# How do you differentiate x^4(x+y)=y^2(3x-y)?

$\frac{\mathrm{dy}}{\mathrm{dx}} = \frac{3 {y}^{2} - 5 {x}^{4} - 4 {x}^{3} y}{{x}^{4} - 6 x y + 3 {y}^{2}}$
This can be by implicit differentiation.
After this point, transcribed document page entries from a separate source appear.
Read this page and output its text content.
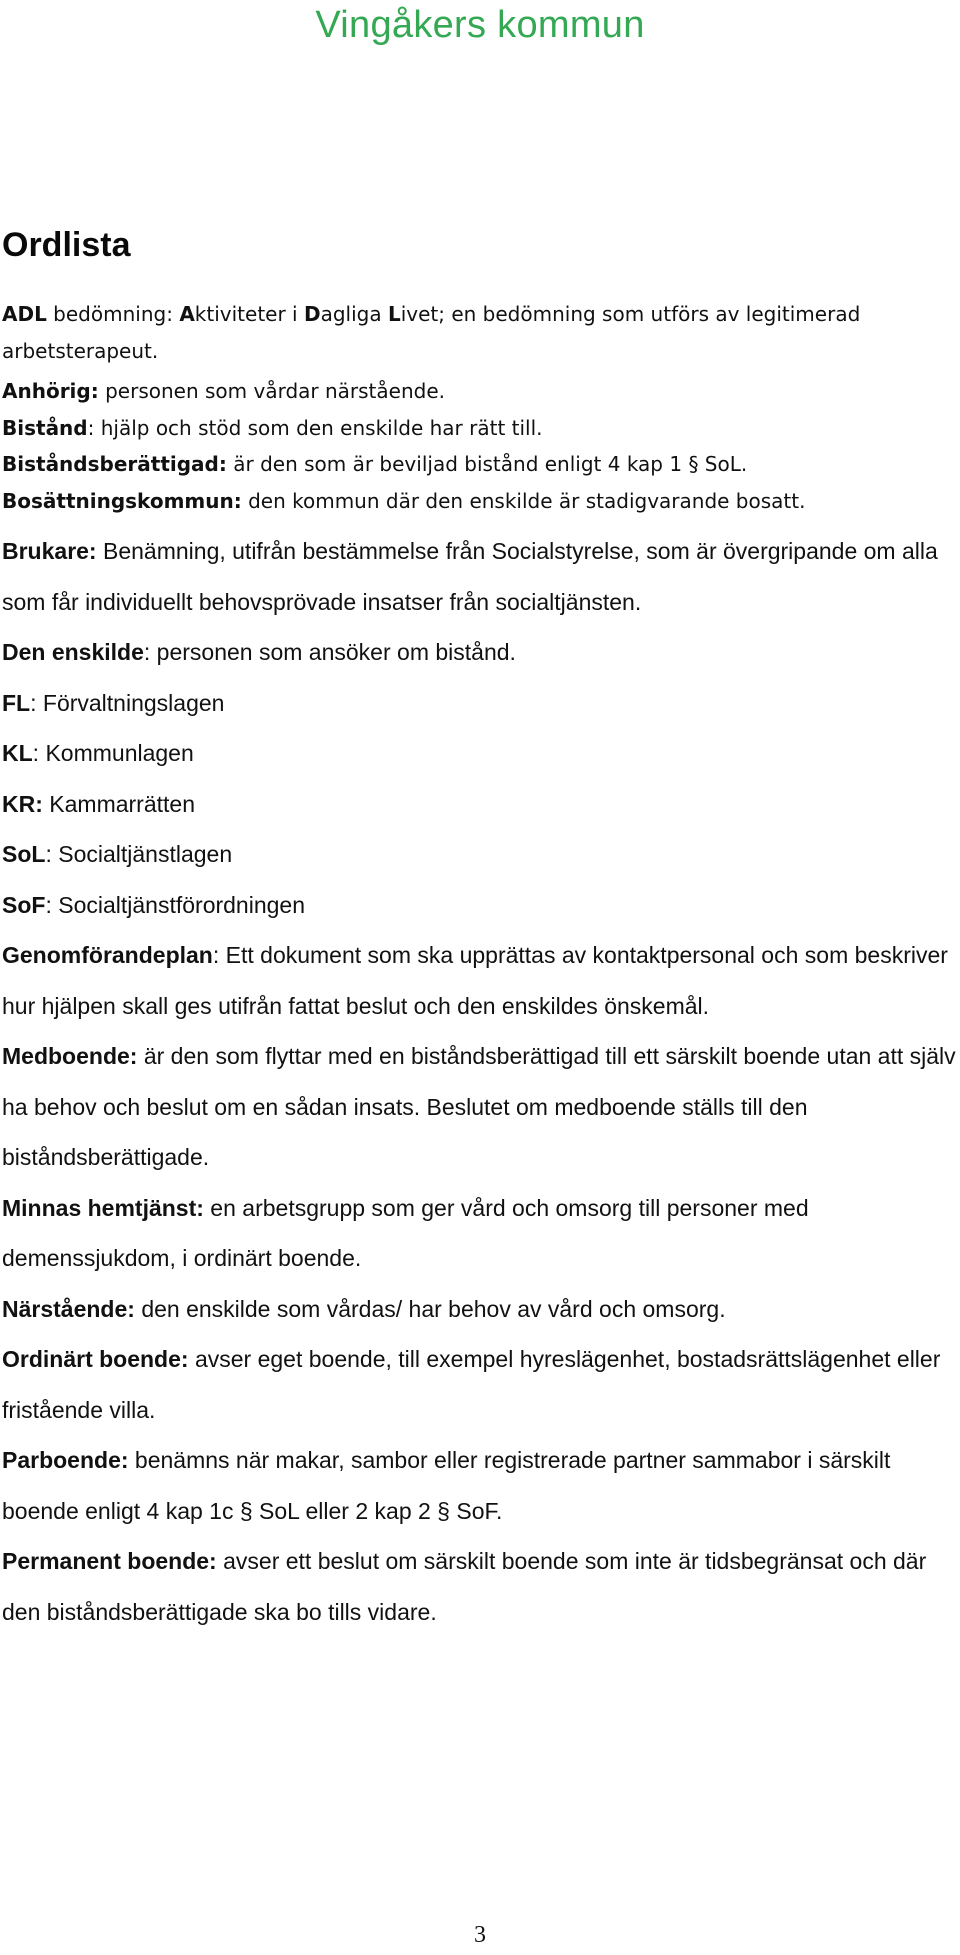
Vingåkers kommun
Ordlista

ADL bedömning: Aktiviteter i Dagliga Livet; en bedömning som utförs av legitimerad arbetsterapeut.

Anhörig: personen som vårdar närstående.

Bistånd: hjälp och stöd som den enskilde har rätt till.

Biståndsberättigad: är den som är beviljad bistånd enligt 4 kap 1 § SoL.

Bosättningskommun: den kommun där den enskilde är stadigvarande bosatt.

Brukare: Benämning, utifrån bestämmelse från Socialstyrelse, som är övergripande om alla som får individuellt behovsprövade insatser från socialtjänsten.

Den enskilde: personen som ansöker om bistånd.

FL: Förvaltningslagen

KL: Kommunlagen

KR: Kammarrätten

SoL: Socialtjänstlagen

SoF: Socialtjänstförordningen

Genomförandeplan: Ett dokument som ska upprättas av kontaktpersonal och som beskriver hur hjälpen skall ges utifrån fattat beslut och den enskildes önskemål.

Medboende: är den som flyttar med en biståndsberättigad till ett särskilt boende utan att själv ha behov och beslut om en sådan insats. Beslutet om medboende ställs till den biståndsberättigade.

Minnas hemtjänst: en arbetsgrupp som ger vård och omsorg till personer med demenssjukdom, i ordinärt boende.

Närstående: den enskilde som vårdas/ har behov av vård och omsorg.

Ordinärt boende: avser eget boende, till exempel hyreslägenhet, bostadsrättslägenhet eller fristående villa.

Parboende: benämns när makar, sambor eller registrerade partner sammabor i särskilt boende enligt 4 kap 1c § SoL eller 2 kap 2 § SoF.

Permanent boende: avser ett beslut om särskilt boende som inte är tidsbegränsat och där den biståndsberättigade ska bo tills vidare.

3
Rewrite it as ${x}^{5} + {x}^{4} y = 3 x {y}^{2} - {y}^{3}$. Now differentiate term wise, $5 {x}^{4} + {x}^{4} \frac{\mathrm{dy}}{\mathrm{dx}} + 4 {x}^{3} y = 3 {y}^{2} + 6 x y \frac{\mathrm{dy}}{\mathrm{dx}} - 3 {y}^{2} \frac{\mathrm{dy}}{\mathrm{dx}}$
$\left({x}^{4} - 6 x y + 3 {y}^{2}\right) \frac{\mathrm{dy}}{\mathrm{dx}} = 3 {y}^{2} - 5 {x}^{4} - 4 {x}^{3} y$
$\frac{\mathrm{dy}}{\mathrm{dx}} = \frac{3 {y}^{2} - 5 {x}^{4} - 4 {x}^{3} y}{{x}^{4} - 6 x y + 3 {y}^{2}}$